We know of only one study in which the reliability of the diagnosis of a first seizure was studied by assessing interrater agreement. This study was done in adults.20 Other studies in epilepsy, in which kappa statistics were used, concerned generalised or partial seizure onset in adults,31 and seizure classification32 and syndrome classification in children,33 all patients with multiple seizures. The study on seizure classification in children32 showed poor interrater correlations, and suggested that specific criteria for the categorisation of symptoms could reduce the interrater variability. Combined with our results, this suggests that the best agreement could be obtained if the seizures were not only classified according to pre-defined criteria (like in our study), but also the symptoms categorised according to a standardised questionnaire to the patient and any witnesses of the seizure.

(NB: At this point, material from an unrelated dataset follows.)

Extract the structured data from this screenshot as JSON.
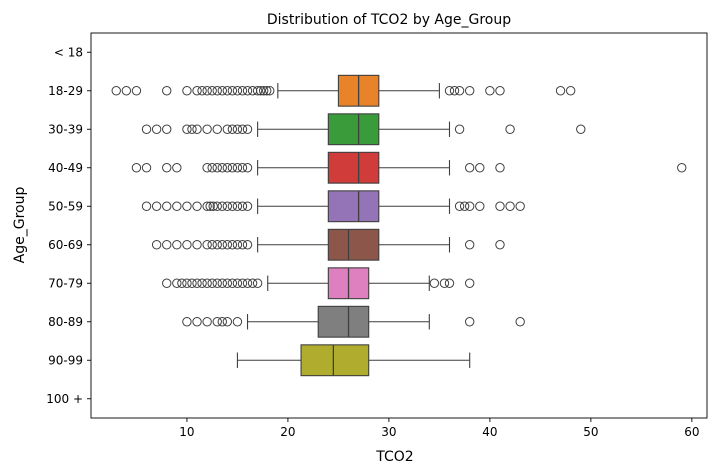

The study on interrater agreement on classification of childhood epilepsy syndromes33 showed excellent agreement using the ILAE classification of epilepsy syndromes, although a substantial proportion of children were classified into relatively non-specific syndromes.23 However, in this study only children with newly diagnosed epilepsy were classified, not children with a single seizure.
Even experienced paediatric neurologists frequently disagree about the diagnosis and classification of a first seizure in children. In this study the diagnosis was based on a careful written description made by experts with the aim of an extensive questionnaire. The agreement among neurologists may be even lower when they have to listen to the actual histories from the parents themselves.
Our results may at least partly explain the widely discrepant recurrence risks reported in first seizure studies.10–19 In this study, the use of a panel was the best means to increase the interrater agreement. We recommend such an approach for research purposes, although even then in many cases the diagnosis will remain uncertain. However, better ways to diagnose first seizures are not currently available.
This study was financially supported by the Dutch National Epilepsy Fund (grant numbers A 72 and A 85) and by the Princess Irene Fund, Arnhem, the Netherlands.